Keywords: Crowdsourcing, Active Learning, Multi-Modality, 3D Point Clouds, 3D Textured Meshes, Semantic Segmentation

Abstract. Semantic interpretation of multi-modal datasets is of great importance in many domains of geospatial data analysis. However, when training models for automated semantic segmentation, labeled training data is required and in case of multi-modality for each representation form of the scene. To completely avoid the time-consuming and cost-intensive involvement of an expert in the annotation procedure, we propose an Active Learning (AL) pipeline where a Random Forest classifier selects a subset of points sufficient for training and where necessary labels are received from the crowd. In this AL loop, we aim on coupled semantic segmentation of an Airborne Laser Scanning (ALS) point cloud and the corresponding 3D textured mesh generated from LiDAR data and imagery in a hybrid manner. Within this work we pursue two main objectives: i) We evaluate the performance of the AL pipeline applied to an ultra-high resolution ALS point cloud and a derived textured mesh (both benchmark datasets are available at https://ifpwww.ifp.uni-stuttgart.de/benchmark/hessigheim/default.aspx). ii) We investigate the capabilities of the crowd regarding interpretation of 3D geodata and observed that the crowd performs about 3 percentage points better when labeling meshes compared to point clouds.

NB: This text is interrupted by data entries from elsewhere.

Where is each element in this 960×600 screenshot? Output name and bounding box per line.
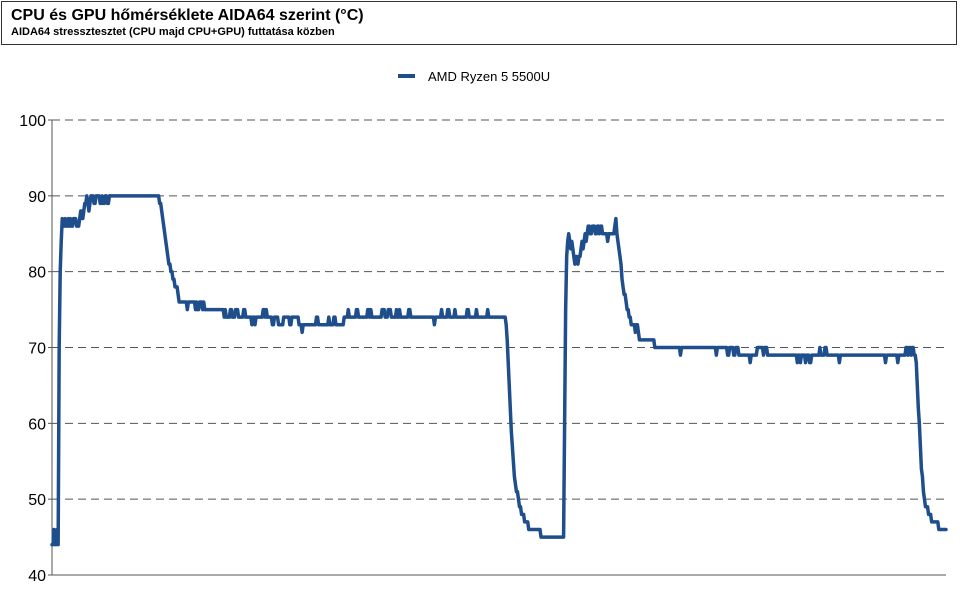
y-tick-label-90: 90	[28, 189, 46, 206]
y-tick-label-70: 70	[28, 341, 46, 358]
y-tick-label-60: 60	[28, 416, 46, 433]
chart-title-box: CPU és GPU hőmérséklete AIDA64 szerint (…	[1, 1, 957, 45]
chart-title: CPU és GPU hőmérséklete AIDA64 szerint (…	[11, 7, 364, 24]
series-line-0	[50, 194, 948, 547]
series-lines	[50, 194, 948, 547]
y-tick-label-80: 80	[28, 265, 46, 282]
y-tick-label-50: 50	[28, 492, 46, 509]
y-tick-labels: 40 50 60 70 80 90 100	[19, 113, 46, 585]
axes	[48, 119, 946, 576]
y-tick-label-40: 40	[28, 568, 46, 585]
legend: AMD Ryzen 5 5500U	[398, 69, 550, 84]
y-tick-label-100: 100	[19, 113, 46, 130]
grid-lines	[52, 119, 946, 500]
legend-label-0: AMD Ryzen 5 5500U	[428, 69, 550, 84]
chart-subtitle: AIDA64 stressztesztet (CPU majd CPU+GPU)…	[11, 26, 335, 38]
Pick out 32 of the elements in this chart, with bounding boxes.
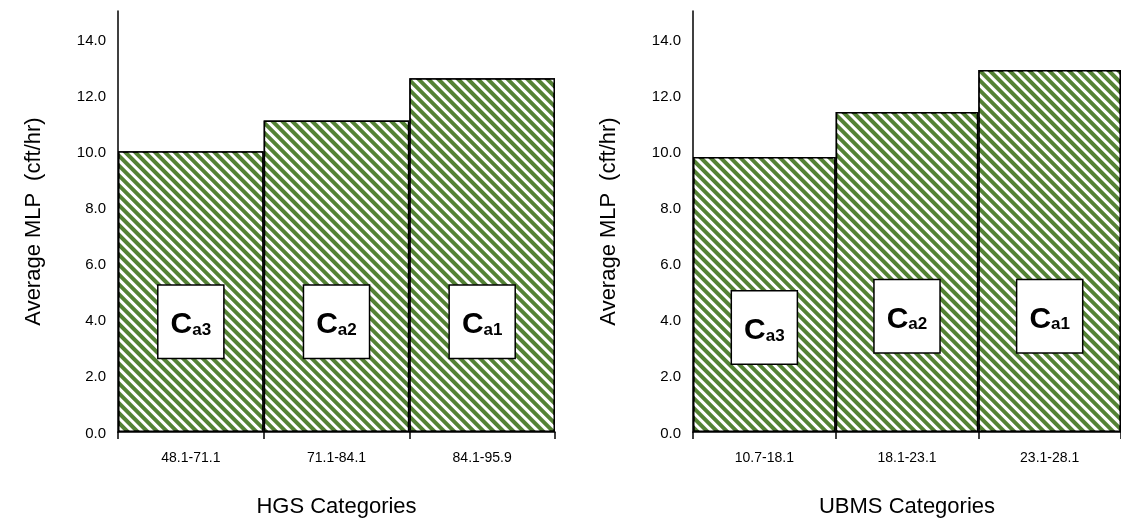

We additionally demonstrate that labels received solely by the crowd can power a machine learning system only differing in Overall Accuracy by less than 2 percentage points for the point cloud and less than 3 percentage points for the mesh, compared to using the completely labeled training pool. For deriving this sparse training set, we ask the crowd to label 0.25 % of available training points, resulting in costs of 190 $.